特別研究期間の社会勉強

ちゃっとるーむ18号(2009年)に掲載


 授業と会議がないということは結構ヒマになると期待して,昨年の春を迎えました.直前には理工学専攻主任だけでなく,岡田副学長に代わって学科主任も務めていましたので,会議ばかりの3月から特別研究期間が始まった4月1日は,小学生の頃の夏休み第1日目に匹敵する解放された気持でした.1年間の行動目標として,機器分析センターに行って最新の測定機器の勉強をすることや,自分の実験テーマを設定して学生の助けを借りずにやってみることを考えていました.また,社会勉強のために学外から依頼された仕事をできる限りやってみようと考えていました.前者に関しては,意気込んで計測センターの講習会を受けましたが,全くダメでした.後者に関しては,自転車および原子力の分野で,それなりの業界貢献と社会勉強ができました.本稿ではこれらについて紹介します.
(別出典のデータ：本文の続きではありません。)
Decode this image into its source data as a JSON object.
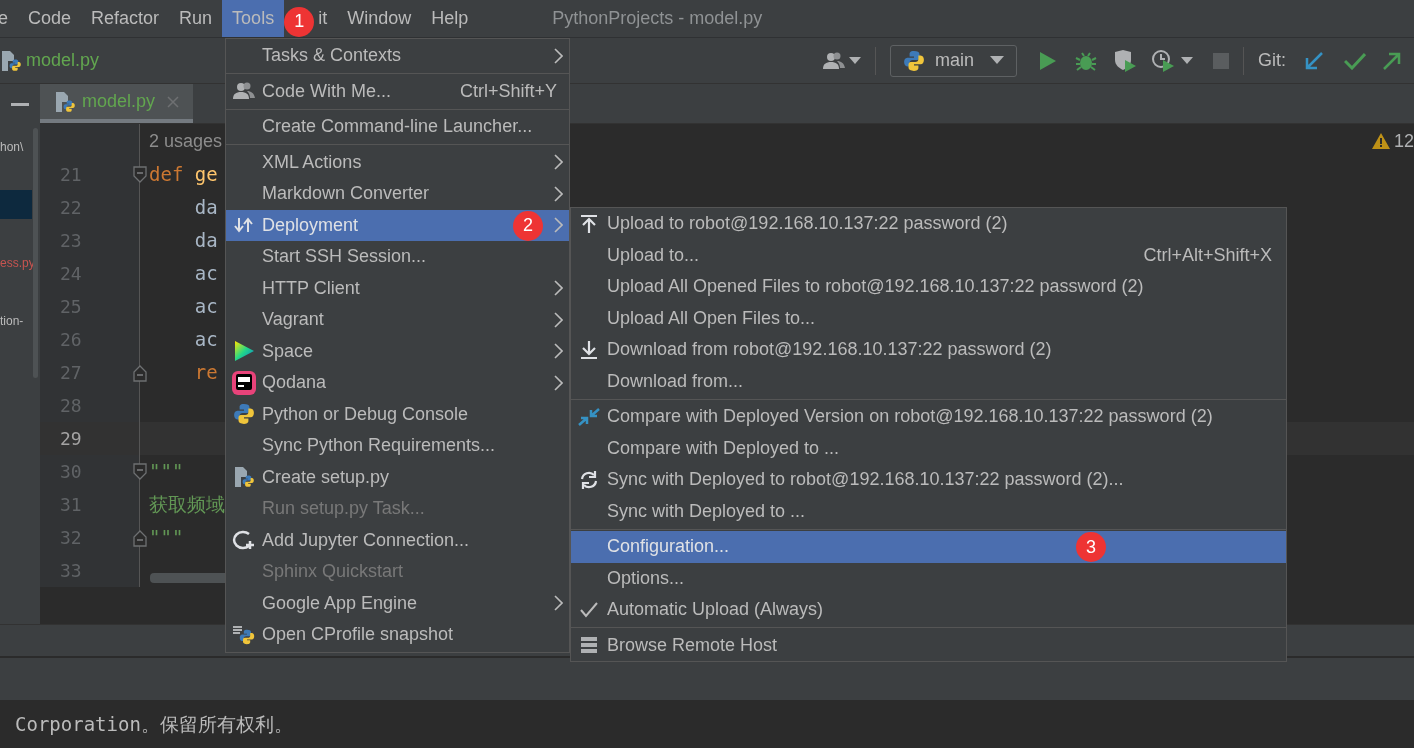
{
  "menubar": {
    "items": [
      {
        "label": "e",
        "selected": false
      },
      {
        "label": "Code",
        "selected": false
      },
      {
        "label": "Refactor",
        "selected": false
      },
      {
        "label": "Run",
        "selected": false
      },
      {
        "label": "Tools",
        "selected": true,
        "badge": "1"
      },
      {
        "label": "it",
        "selected": false
      },
      {
        "label": "Window",
        "selected": false
      },
      {
        "label": "Help",
        "selected": false
      }
    ],
    "title": "PythonProjects - model.py"
  },
  "toolbar": {
    "breadcrumb": "model.py",
    "run_config": "main",
    "git_label": "Git:"
  },
  "tabs": [
    {
      "label": "model.py",
      "selected": true
    }
  ],
  "project_panel": {
    "items": [
      {
        "label": "hon\\",
        "selected": false,
        "color": "#bbbbbb"
      },
      {
        "selected": true
      },
      {
        "label": "ess.py",
        "selected": false,
        "color": "#c75450"
      },
      {
        "label": "tion-",
        "selected": false,
        "color": "#bbbbbb"
      }
    ]
  },
  "editor": {
    "usages": "2 usages",
    "warning_count": "12",
    "lines": [
      {
        "number": "21",
        "kind": "fold-start",
        "current": false,
        "tokens": [
          {
            "kind": "keyword",
            "text": "def "
          },
          {
            "kind": "function",
            "text": "ge"
          }
        ]
      },
      {
        "number": "22",
        "kind": "plain",
        "current": false,
        "tokens": [
          {
            "kind": "plain",
            "text": "    da"
          }
        ]
      },
      {
        "number": "23",
        "kind": "plain",
        "current": false,
        "tokens": [
          {
            "kind": "plain",
            "text": "    da"
          }
        ]
      },
      {
        "number": "24",
        "kind": "plain",
        "current": false,
        "tokens": [
          {
            "kind": "plain",
            "text": "    ac"
          }
        ]
      },
      {
        "number": "25",
        "kind": "plain",
        "current": false,
        "tokens": [
          {
            "kind": "plain",
            "text": "    ac"
          }
        ]
      },
      {
        "number": "26",
        "kind": "plain",
        "current": false,
        "tokens": [
          {
            "kind": "plain",
            "text": "    ac"
          }
        ]
      },
      {
        "number": "27",
        "kind": "fold-end",
        "current": false,
        "tokens": [
          {
            "kind": "keyword",
            "text": "    re"
          }
        ]
      },
      {
        "number": "28",
        "kind": "plain",
        "current": false
      },
      {
        "number": "29",
        "kind": "plain",
        "current": true
      },
      {
        "number": "30",
        "kind": "fold-start",
        "current": false,
        "tokens": [
          {
            "kind": "docstring",
            "text": "\"\"\""
          }
        ]
      },
      {
        "number": "31",
        "kind": "plain",
        "current": false,
        "tokens": [
          {
            "kind": "docstring",
            "text": "获取频域"
          }
        ]
      },
      {
        "number": "32",
        "kind": "fold-end",
        "current": false,
        "tokens": [
          {
            "kind": "docstring",
            "text": "\"\"\""
          }
        ]
      },
      {
        "number": "33",
        "kind": "plain",
        "current": false
      }
    ]
  },
  "tools_menu": {
    "groups": [
      {
        "items": [
          {
            "label": "Tasks & Contexts",
            "kind": "plain",
            "submenu": true,
            "selected": false,
            "disabled": false
          }
        ]
      },
      {
        "items": [
          {
            "label": "Code With Me...",
            "kind": "person",
            "shortcut": "Ctrl+Shift+Y",
            "submenu": false,
            "selected": false,
            "disabled": false
          }
        ]
      },
      {
        "items": [
          {
            "label": "Create Command-line Launcher...",
            "kind": "plain",
            "submenu": false,
            "selected": false,
            "disabled": false
          }
        ]
      },
      {
        "items": [
          {
            "label": "XML Actions",
            "kind": "plain",
            "submenu": true,
            "selected": false,
            "disabled": false
          },
          {
            "label": "Markdown Converter",
            "kind": "plain",
            "submenu": true,
            "selected": false,
            "disabled": false
          },
          {
            "label": "Deployment",
            "kind": "deploy",
            "submenu": true,
            "selected": true,
            "disabled": false,
            "badge": "2"
          },
          {
            "label": "Start SSH Session...",
            "kind": "plain",
            "submenu": false,
            "selected": false,
            "disabled": false
          },
          {
            "label": "HTTP Client",
            "kind": "plain",
            "submenu": true,
            "selected": false,
            "disabled": false
          },
          {
            "label": "Vagrant",
            "kind": "plain",
            "submenu": true,
            "selected": false,
            "disabled": false
          },
          {
            "label": "Space",
            "kind": "space",
            "submenu": true,
            "selected": false,
            "disabled": false
          },
          {
            "label": "Qodana",
            "kind": "qodana",
            "submenu": true,
            "selected": false,
            "disabled": false
          },
          {
            "label": "Python or Debug Console",
            "kind": "python",
            "submenu": false,
            "selected": false,
            "disabled": false
          },
          {
            "label": "Sync Python Requirements...",
            "kind": "plain",
            "submenu": false,
            "selected": false,
            "disabled": false
          },
          {
            "label": "Create setup.py",
            "kind": "python-file",
            "submenu": false,
            "selected": false,
            "disabled": false
          },
          {
            "label": "Run setup.py Task...",
            "kind": "plain",
            "submenu": false,
            "selected": false,
            "disabled": true
          },
          {
            "label": "Add Jupyter Connection...",
            "kind": "jupyter",
            "submenu": false,
            "selected": false,
            "disabled": false
          },
          {
            "label": "Sphinx Quickstart",
            "kind": "plain",
            "submenu": false,
            "selected": false,
            "disabled": true
          },
          {
            "label": "Google App Engine",
            "kind": "plain",
            "submenu": true,
            "selected": false,
            "disabled": false
          },
          {
            "label": "Open CProfile snapshot",
            "kind": "cprofile",
            "submenu": false,
            "selected": false,
            "disabled": false
          }
        ]
      }
    ]
  },
  "deployment_menu": {
    "groups": [
      {
        "items": [
          {
            "label": "Upload to robot@192.168.10.137:22 password (2)",
            "kind": "upload",
            "selected": false,
            "checked": false
          },
          {
            "label": "Upload to...",
            "kind": "plain",
            "shortcut": "Ctrl+Alt+Shift+X",
            "selected": false,
            "checked": false
          },
          {
            "label": "Upload All Opened Files to robot@192.168.10.137:22 password (2)",
            "kind": "plain",
            "selected": false,
            "checked": false
          },
          {
            "label": "Upload All Open Files to...",
            "kind": "plain",
            "selected": false,
            "checked": false
          },
          {
            "label": "Download from robot@192.168.10.137:22 password (2)",
            "kind": "download",
            "selected": false,
            "checked": false
          },
          {
            "label": "Download from...",
            "kind": "plain",
            "selected": false,
            "checked": false
          }
        ]
      },
      {
        "items": [
          {
            "label": "Compare with Deployed Version on robot@192.168.10.137:22 password (2)",
            "kind": "compare",
            "selected": false,
            "checked": false
          },
          {
            "label": "Compare with Deployed to ...",
            "kind": "plain",
            "selected": false,
            "checked": false
          },
          {
            "label": "Sync with Deployed to robot@192.168.10.137:22 password (2)...",
            "kind": "sync",
            "selected": false,
            "checked": false
          },
          {
            "label": "Sync with Deployed to ...",
            "kind": "plain",
            "selected": false,
            "checked": false
          }
        ]
      },
      {
        "items": [
          {
            "label": "Configuration...",
            "kind": "plain",
            "selected": true,
            "checked": false,
            "badge": "3"
          },
          {
            "label": "Options...",
            "kind": "plain",
            "selected": false,
            "checked": false
          },
          {
            "label": "Automatic Upload (Always)",
            "kind": "plain",
            "checked": true,
            "selected": false
          }
        ]
      },
      {
        "items": [
          {
            "label": "Browse Remote Host",
            "kind": "server",
            "selected": false,
            "checked": false
          }
        ]
      }
    ]
  },
  "terminal": {
    "text": "Corporation。保留所有权利。"
  }
}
 自転車の日本工業規格(JIS)があるのをご存じでしょうか?フレームの強度やブレーキの効き具合などが細かく規定されています.驚くのは,乗員の標準的な体重が65kgとされていることです.皆さんは大丈夫ですか?私はかなりオーバーしていますが,とにかく6年前からJIS原案作成委員会の委員長でした.この他に,幼児用座席,ヘルメットなどの規格制定や安全に関する調査研究などで自転車業界のお手伝いをしてきました.私は委員ではありませんでしたが,2007年度に警察庁の有識者検討懇談会の結果として,幼児2人を同乗させた自転車が問題となり,取締に関してマスコミで話題になりました.危険だから取締りを強化すべきとの方針に,若いお母さん達の怒りが爆発しました.実際に,保育園には車の送り迎え禁止のところが多く,自転車に2人乗せて行くしかない事情もあるようです.それを受けて,幼児2人同乗用自転車開発の可能性に関する検討委員会が2008年4月から立ち上がることになりました.この委員会の座長役を私が引き受けました.1年間の審議の結果,2009年4月9日の国家公安委員会で認められ,夏頃からは合法的に幼児2人を自転車に乗せることができるようになりました.朝日新聞社のニュース記事を示します.
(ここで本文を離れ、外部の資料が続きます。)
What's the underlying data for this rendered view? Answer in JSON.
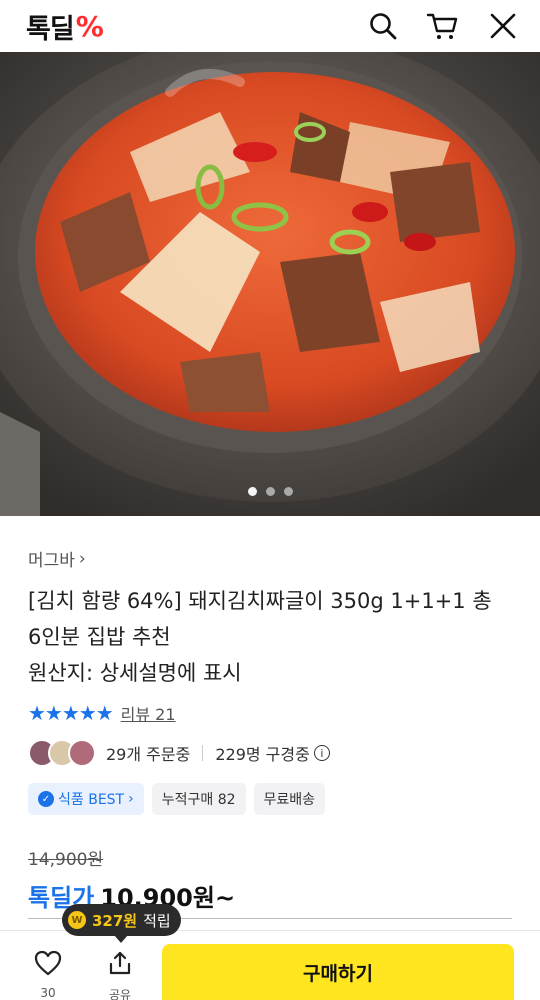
{
  "header": {
    "logo_text": "톡딜",
    "logo_mark": "%",
    "icons": [
      "search-icon",
      "cart-icon",
      "close-icon"
    ]
  },
  "hero": {
    "image_description_icon": "kimchi-stew-image",
    "slide_count": 3,
    "active_slide": 1
  },
  "product": {
    "brand": "머그바",
    "brand_chevron": "›",
    "title_line1": "[김치 함량 64%] 돼지김치짜글이 350g 1+1+1 총",
    "title_line2": "6인분 집밥 추천",
    "origin": "원산지: 상세설명에 표시",
    "stars": "★★★★★",
    "review_link": "리뷰 21",
    "orders": "29개 주문중",
    "watching": "229명 구경중",
    "info_icon_glyph": "i",
    "tags": [
      {
        "label": "식품 BEST",
        "chevron": "›",
        "best_icon": "✓"
      },
      {
        "label": "누적구매 82"
      },
      {
        "label": "무료배송"
      }
    ],
    "original_price": "14,900원",
    "price_label": "톡딜가",
    "price": "10,900원~"
  },
  "bottom": {
    "reward_coin": "W",
    "reward_amount": "327원",
    "reward_suffix": "적립",
    "like_count": "30",
    "share_label": "공유",
    "buy_label": "구매하기"
  },
  "colors": {
    "accent_blue": "#1a73e8",
    "buy_yellow": "#ffe51f",
    "logo_red": "#ff2d2d"
  }
}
 会議が始まる前に,自転車業界の委員予定者から,「警察庁が全部お膳立てをするので楽な会議ですよ」と聞いていましたが,随分社会勉強をする羽目になりました.何が問題かというと,各省庁間の仲が悪いのです.今回の場合,自転車業界の経済産業省と交通規制側の警察庁です.上記のように,私は自転車業界寄りだったのですが,今回は警察庁の委員会の座長です.細かいことは書けませんが,警察庁と経済産業省が直接相談してくれると良いようなことでもめて,私は両者の間で右往左往しました.また,便乗して難しい問題を出されることもありました.今回の場合,「歩道を通行できる自転車の寸法(長さ190cm,幅60cm以内)では良い自転車が作れないので,規制を緩和して欲しい」というものです.歩行者の立場では,現状でも歩道を走る自転車に恐怖を感じることがあるのに,さらに大型のものが子供を2人乗せて走り出すのは,簡単に決められることではありません.私は警察庁側に立って必死で抵抗しましたが,2009年度に新たな委員会を立ち上げる約束で決着しました.なんとか委員にされるのを避けたいところです.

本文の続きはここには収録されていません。